Mozilla developers smarter than IE developers

From the latest Mozilla status report:

The dots in usernames and passwords encoded in URLs are now escaped (so http://www.mozilla.org:roadmap.html@evilscam.net/ becomes http://www%2Emozilla%2Eorg%3Aroadmap%2Ehtml@evilscam.net/), making phishing scams easier to detect (bug 240754).

This is a much more clever solution than simply removing the ability to specify usernames and passwords in URLs (something which I do in fact use every so often).

Created 11 May '04
Modified 14 Dec '04

Comments:

I've always thought syntax colouring looks prettier than escaping.
# Ng Pheng Siong

Why is that Mozilla developers, who talk all day about how more standards-compliant their browser is, are purposely introducing non-standard behavior?

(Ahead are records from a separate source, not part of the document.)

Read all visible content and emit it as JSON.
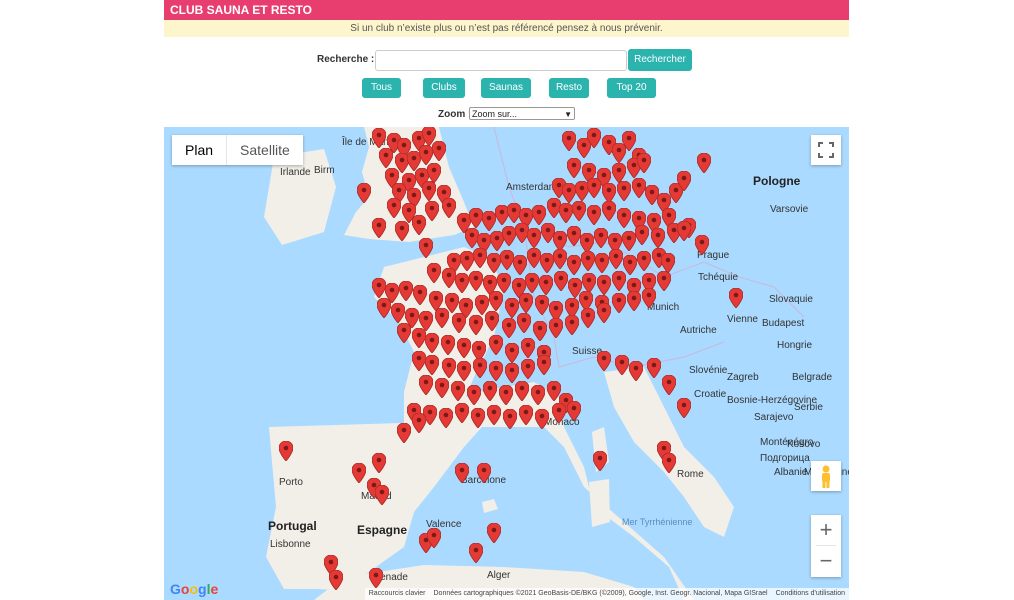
{
  "header": {
    "title": "CLUB SAUNA ET RESTO"
  },
  "notice": {
    "text": "Si un club n’existe plus ou n’est pas référencé pensez à nous prévenir."
  },
  "search": {
    "label": "Recherche :",
    "value": "",
    "placeholder": "",
    "button": "Rechercher"
  },
  "filters": [
    "Tous",
    "Clubs",
    "Saunas",
    "Resto",
    "Top 20"
  ],
  "zoom": {
    "label": "Zoom :",
    "selected": "Zoom sur..."
  },
  "map": {
    "map_type": {
      "plan": "Plan",
      "satellite": "Satellite"
    },
    "labels": {
      "ile_de_man": "Île de Man",
      "birmingham": "Birm",
      "irlande": "Irlande",
      "amsterdam": "Amsterdam",
      "pologne": "Pologne",
      "varsovie": "Varsovie",
      "prague": "Prague",
      "tcheque": "Tchéquie",
      "slovaquie": "Slovaquie",
      "vienne": "Vienne",
      "munich": "Munich",
      "autriche": "Autriche",
      "budapest": "Budapest",
      "hongrie": "Hongrie",
      "suisse": "Suisse",
      "slovenie": "Slovénie",
      "zagreb": "Zagreb",
      "croatie": "Croatie",
      "bosnie": "Bosnie-Herzégovine",
      "sarajevo": "Sarajevo",
      "serbie": "Serbie",
      "belgrade": "Belgrade",
      "montenegro": "Monténégro",
      "kosovo": "Kosovo",
      "albanie": "Albanie",
      "macedoine": "Macédoine",
      "podgorica": "Подгорица",
      "rome": "Rome",
      "mer_tyrrhenienne": "Mer Tyrrhénienne",
      "porto": "Porto",
      "portugal": "Portugal",
      "espagne": "Espagne",
      "madrid": "Madrid",
      "valence": "Valence",
      "barcelone": "Barcelone",
      "lisbonne": "Lisbonne",
      "grenade": "Grenade",
      "alger": "Alger",
      "monaco": "Monaco"
    },
    "marker_icon": "map-pin-icon",
    "marker_color": "#e53935",
    "footer": {
      "shortcuts": "Raccourcis clavier",
      "data": "Données cartographiques ©2021 GeoBasis-DE/BKG (©2009), Google, Inst. Geogr. Nacional, Mapa GISrael",
      "terms": "Conditions d'utilisation"
    },
    "logo": "Google"
  },
  "colors": {
    "header": "#e83d6f",
    "notice_bg": "#fdf5cc",
    "button": "#2bb3ae",
    "sea": "#aadaff",
    "land": "#f2efe9"
  }
}
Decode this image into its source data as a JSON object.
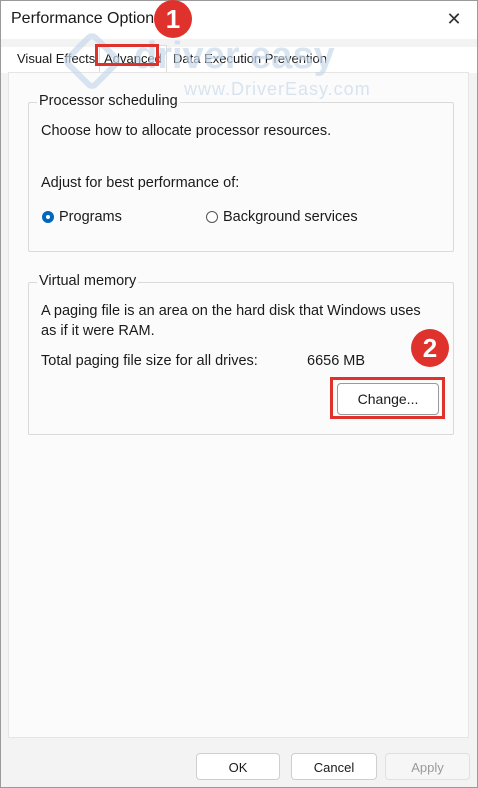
{
  "window": {
    "title": "Performance Options",
    "close_glyph": "✕"
  },
  "tabs": [
    {
      "label": "Visual Effects"
    },
    {
      "label": "Advanced"
    },
    {
      "label": "Data Execution Prevention"
    }
  ],
  "watermark": {
    "brand": "driver easy",
    "url": "www.DriverEasy.com"
  },
  "processor_scheduling": {
    "label": "Processor scheduling",
    "description": "Choose how to allocate processor resources.",
    "adjust_label": "Adjust for best performance of:",
    "options": [
      {
        "label": "Programs",
        "selected": true
      },
      {
        "label": "Background services",
        "selected": false
      }
    ]
  },
  "virtual_memory": {
    "label": "Virtual memory",
    "description_line1": "A paging file is an area on the hard disk that Windows uses",
    "description_line2": "as if it were RAM.",
    "total_label": "Total paging file size for all drives:",
    "total_value": "6656 MB",
    "change_label": "Change..."
  },
  "annotations": {
    "step1": "1",
    "step2": "2",
    "highlight_color": "#e0322c"
  },
  "footer": {
    "ok_label": "OK",
    "cancel_label": "Cancel",
    "apply_label": "Apply"
  },
  "colors": {
    "accent": "#0067c0"
  }
}
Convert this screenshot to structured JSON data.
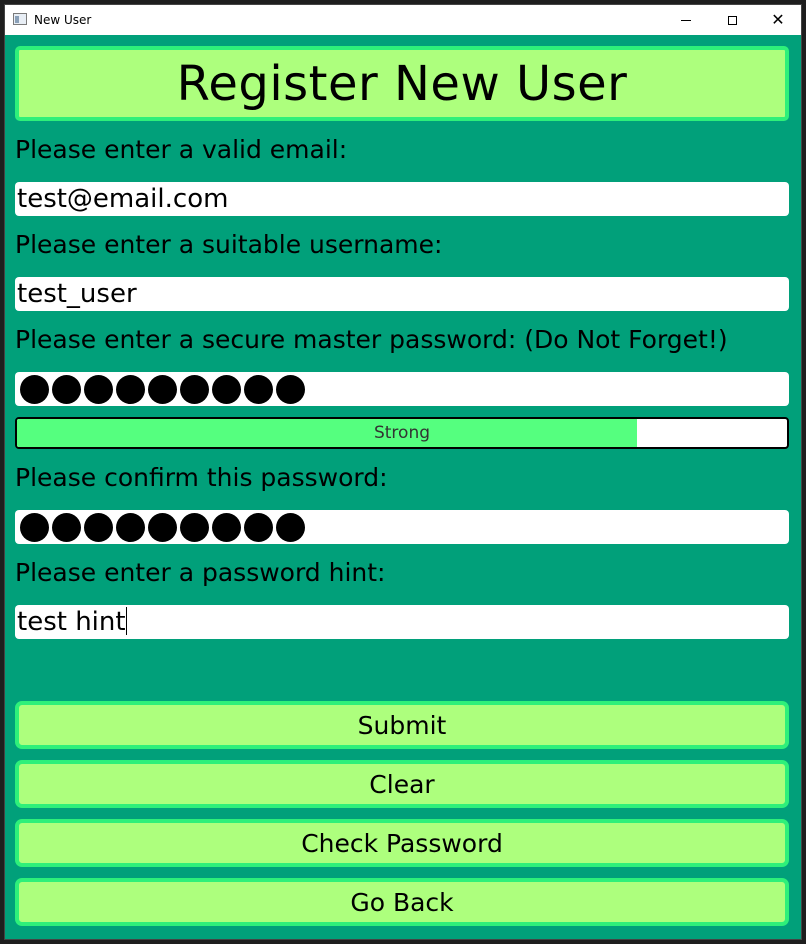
{
  "window": {
    "title": "New User",
    "minimize_icon": "minimize-icon",
    "maximize_icon": "maximize-icon",
    "close_icon": "close-icon",
    "close_glyph": "✕"
  },
  "header": {
    "title": "Register New User"
  },
  "form": {
    "email_label": "Please enter a valid email:",
    "email_value": "test@email.com",
    "username_label": "Please enter a suitable username:",
    "username_value": "test_user",
    "password_label": "Please enter a secure master password:   (Do Not Forget!)",
    "password_mask_count": 9,
    "strength_label": "Strong",
    "strength_fraction": 0.805,
    "confirm_label": "Please confirm this password:",
    "confirm_mask_count": 9,
    "hint_label": "Please enter a password hint:",
    "hint_value": "test hint"
  },
  "buttons": {
    "submit": "Submit",
    "clear": "Clear",
    "check_password": "Check Password",
    "go_back": "Go Back"
  },
  "colors": {
    "background": "#01a07a",
    "button_fill": "#adff7d",
    "button_border": "#2ef07a",
    "strength_fill": "#55ff7f"
  }
}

Smarter than IE developers? No. More inconsistent than IE developers? Yes.
# Anonymous coward

Huh? There's nothing standards-uncompliant about this. When a URL is visited, Mozilla re-encodes it to an exactly equivalent URL (it's equivalent because of standards!), but one which cannot be maliciously abused, then displays that URL in the address bar. It's just a UI issue.
# Ian Bicking

Well, a lot of IE users don't have the address bar turned on. This was turned up by some usability survey - most people did not know what to do with a URL.
# Chui

Well, if someone doesn't have the address bar switched on, there's no need to go to the trouble of using usernames & passwords in the URL to fool them.

Just send them HTML email with a link to http://evil.com/ and tell them its their bank. If they never see the URL at all, there's no need to do anything complicated to fool them.

Sheesh, you can't save everyone from their own ignorance all of the time!